Waldeban Medeiros
Quem Tem Boca Vai a Roma!
Os ditos populares se proliferam sistematicamente. À medida que alguém os escuta e os repete mais na frente, eles são pronunciados de maneira diferente, não importando para quem os pronunciam se está correto ou não.
Na Roma antiga, à época dos imperadores, aqueles que iam morrer, seja decapitado ou devorado pelos leões, dependendo do humor dos sádicos dirigentes, tinham que proferir uma frase que, pelo seu conteúdo, representa a crueldade que imperava no império romano:
“Ave César! Os que vão morrer te saúdam”!
Entretanto, como em todo grupo existem os dissidentes, após pronunciarem a hipócrita frase, uma boa parte daqueles condenados à morte gritava numa só voz: “Quem tem boca vaia Roma”! Isto mesmo, vaia do verbo vaiar. E tome apupo, tome vaia, afinal, sabiam que não escapavam da morte, uma vaia aqui outra ali apenas alimentava o coro de protesto contra o regime.

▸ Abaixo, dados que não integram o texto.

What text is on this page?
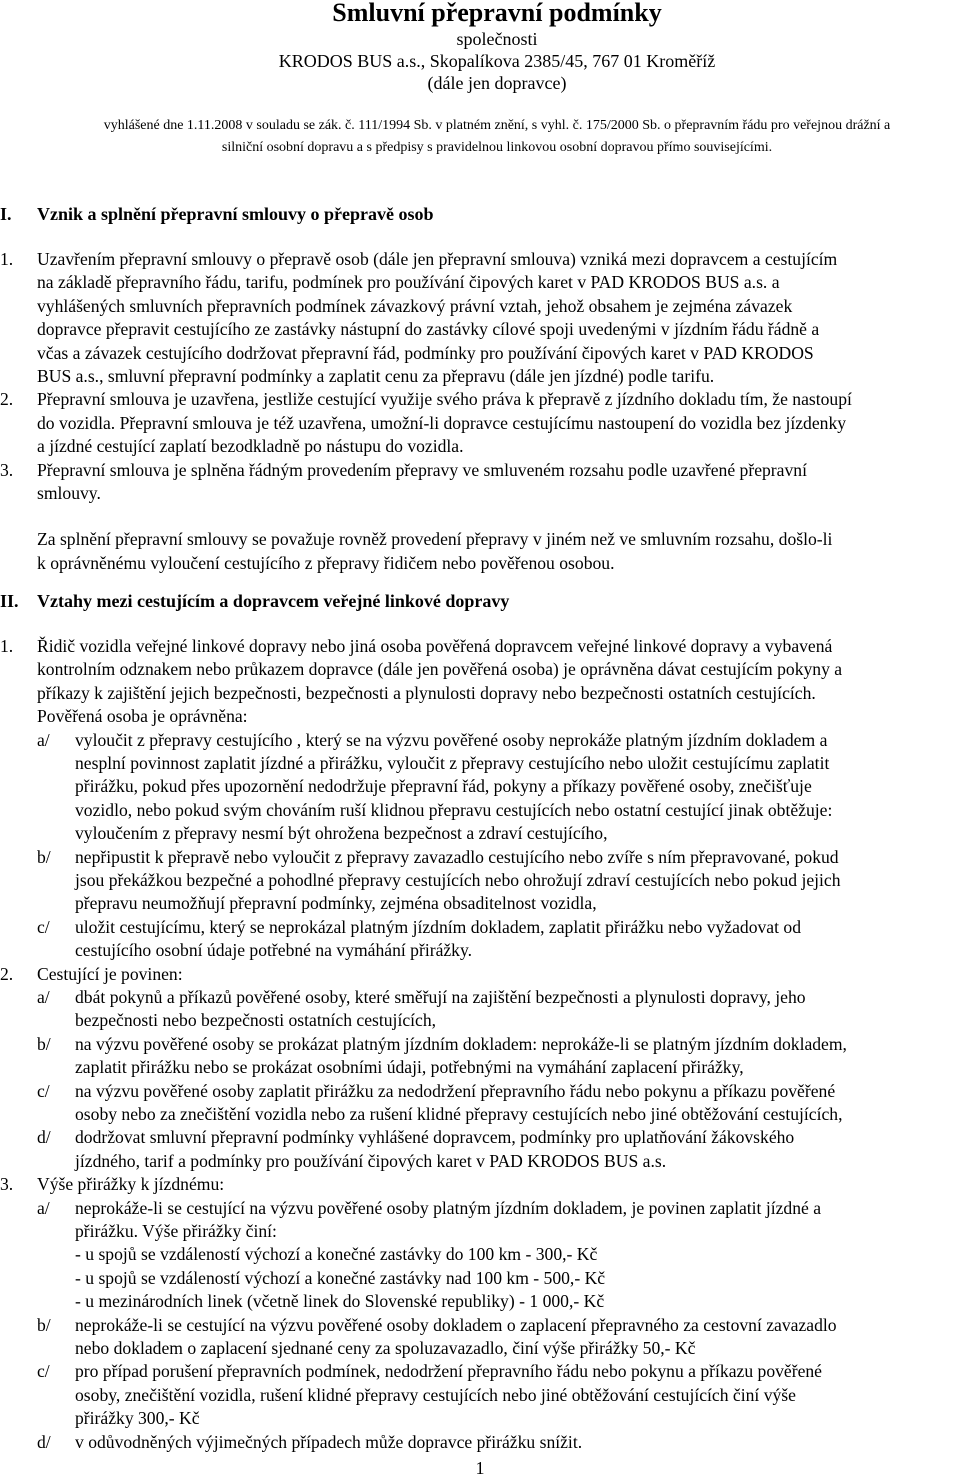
Smluvní přepravní podmínky
společnosti
KRODOS BUS a.s., Skopalíkova 2385/45, 767 01 Kroměříž
(dále jen dopravce)
vyhlášené dne 1.11.2008 v souladu se zák. č. 111/1994 Sb. v platném znění, s vyhl. č. 175/2000 Sb. o přepravním řádu pro veřejnou drážní a
silniční osobní dopravu a s předpisy s pravidelnou linkovou osobní dopravou přímo souvisejícími.
I. Vznik a splnění přepravní smlouvy o přepravě osob
1. Uzavřením přepravní smlouvy o přepravě osob (dále jen přepravní smlouva) vzniká mezi dopravcem a cestujícím
na základě přepravního řádu, tarifu, podmínek pro používání čipových karet v PAD KRODOS BUS a.s. a
vyhlášených smluvních přepravních podmínek závazkový právní vztah, jehož obsahem je zejména závazek
dopravce přepravit cestujícího ze zastávky nástupní do zastávky cílové spoji uvedenými v jízdním řádu řádně a
včas a závazek cestujícího dodržovat přepravní řád, podmínky pro používání čipových karet v PAD KRODOS
BUS a.s., smluvní přepravní podmínky a zaplatit cenu za přepravu (dále jen jízdné) podle tarifu.
2. Přepravní smlouva je uzavřena, jestliže cestující využije svého práva k přepravě z jízdního dokladu tím, že nastoupí
do vozidla. Přepravní smlouva je též uzavřena, umožní-li dopravce cestujícímu nastoupení do vozidla bez jízdenky
a jízdné cestující zaplatí bezodkladně po nástupu do vozidla.
3. Přepravní smlouva je splněna řádným provedením přepravy ve smluveném rozsahu podle uzavřené přepravní
smlouvy.
Za splnění přepravní smlouvy se považuje rovněž provedení přepravy v jiném než ve smluvním rozsahu, došlo-li
k oprávněnému vyloučení cestujícího z přepravy řidičem nebo pověřenou osobou.
II. Vztahy mezi cestujícím a dopravcem veřejné linkové dopravy
1. Řidič vozidla veřejné linkové dopravy nebo jiná osoba pověřená dopravcem veřejné linkové dopravy a vybavená
kontrolním odznakem nebo průkazem dopravce (dále jen pověřená osoba) je oprávněna dávat cestujícím pokyny a
příkazy k zajištění jejich bezpečnosti, bezpečnosti a plynulosti dopravy nebo bezpečnosti ostatních cestujících.
Pověřená osoba je oprávněna:
a/ vyloučit z přepravy cestujícího , který se na výzvu pověřené osoby neprokáže platným jízdním dokladem a
nesplní povinnost zaplatit jízdné a přirážku, vyloučit z přepravy cestujícího nebo uložit cestujícímu zaplatit
přirážku, pokud přes upozornění nedodržuje přepravní řád, pokyny a příkazy pověřené osoby, znečišťuje
vozidlo, nebo pokud svým chováním ruší klidnou přepravu cestujících nebo ostatní cestující jinak obtěžuje:
vyloučením z přepravy nesmí být ohrožena bezpečnost a zdraví cestujícího,
b/ nepřipustit k přepravě nebo vyloučit z přepravy zavazadlo cestujícího nebo zvíře s ním přepravované, pokud
jsou překážkou bezpečné a pohodlné přepravy cestujících nebo ohrožují zdraví cestujících nebo pokud jejich
přepravu neumožňují přepravní podmínky, zejména obsaditelnost vozidla,
c/ uložit cestujícímu, který se neprokázal platným jízdním dokladem, zaplatit přirážku nebo vyžadovat od
cestujícího osobní údaje potřebné na vymáhání přirážky.
2. Cestující je povinen:
a/ dbát pokynů a příkazů pověřené osoby, které směřují na zajištění bezpečnosti a plynulosti dopravy, jeho
bezpečnosti nebo bezpečnosti ostatních cestujících,
b/ na výzvu pověřené osoby se prokázat platným jízdním dokladem: neprokáže-li se platným jízdním dokladem,
zaplatit přirážku nebo se prokázat osobními údaji, potřebnými na vymáhání zaplacení přirážky,
c/ na výzvu pověřené osoby zaplatit přirážku za nedodržení přepravního řádu nebo pokynu a příkazu pověřené
osoby nebo za znečištění vozidla nebo za rušení klidné přepravy cestujících nebo jiné obtěžování cestujících,
d/ dodržovat smluvní přepravní podmínky vyhlášené dopravcem, podmínky pro uplatňování žákovského
jízdného, tarif a podmínky pro používání čipových karet v PAD KRODOS BUS a.s.
3. Výše přirážky k jízdnému:
a/ neprokáže-li se cestující na výzvu pověřené osoby platným jízdním dokladem, je povinen zaplatit jízdné a
přirážku. Výše přirážky činí:
- u spojů se vzdáleností výchozí a konečné zastávky do 100 km - 300,- Kč
- u spojů se vzdáleností výchozí a konečné zastávky nad 100 km - 500,- Kč
- u mezinárodních linek (včetně linek do Slovenské republiky) - 1 000,- Kč
b/ neprokáže-li se cestující na výzvu pověřené osoby dokladem o zaplacení přepravného za cestovní zavazadlo
nebo dokladem o zaplacení sjednané ceny za spoluzavazadlo, činí výše přirážky 50,- Kč
c/ pro případ porušení přepravních podmínek, nedodržení přepravního řádu nebo pokynu a příkazu pověřené
osoby, znečištění vozidla, rušení klidné přepravy cestujících nebo jiné obtěžování cestujících činí výše
přirážky 300,- Kč
d/ v odůvodněných výjimečných případech může dopravce přirážku snížit.
1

O nosso personagem, Zé de Maria, escutou a tal frase quando bebericava na mercearia do Bento, numa história contada pelo seu compadre e a guardou no seu subconsciente sem ver a hora de empregar a expressão popular que achara tão bonita.
Passou-se um bom tempo e Zé de Maria teve que viajar à capital do estado. Como naquele tempo o transporte de passageiro era muito precário, Zé de Maria levou quatro dias e três noites para chegar a João Pessoa. Aqui, foi mais umas sete horas para descobrir o endereço do seu primo, Mané de Zilda, que já morava na cidade grande há mais de cinco anos.
Pergunta aqui, pergunta acolá, Zé de Maria foi enveredando a pé pelo bairro da Torre até que, depois de mil e uma perguntas, conseguiu localizar o endereço do primo. Este, por sua vez, achou que o Zé fizera uma grande proeza ao descobrir onde ele morava, já que era a primeira vez que Zé Maria havia viajado para um local tão distante.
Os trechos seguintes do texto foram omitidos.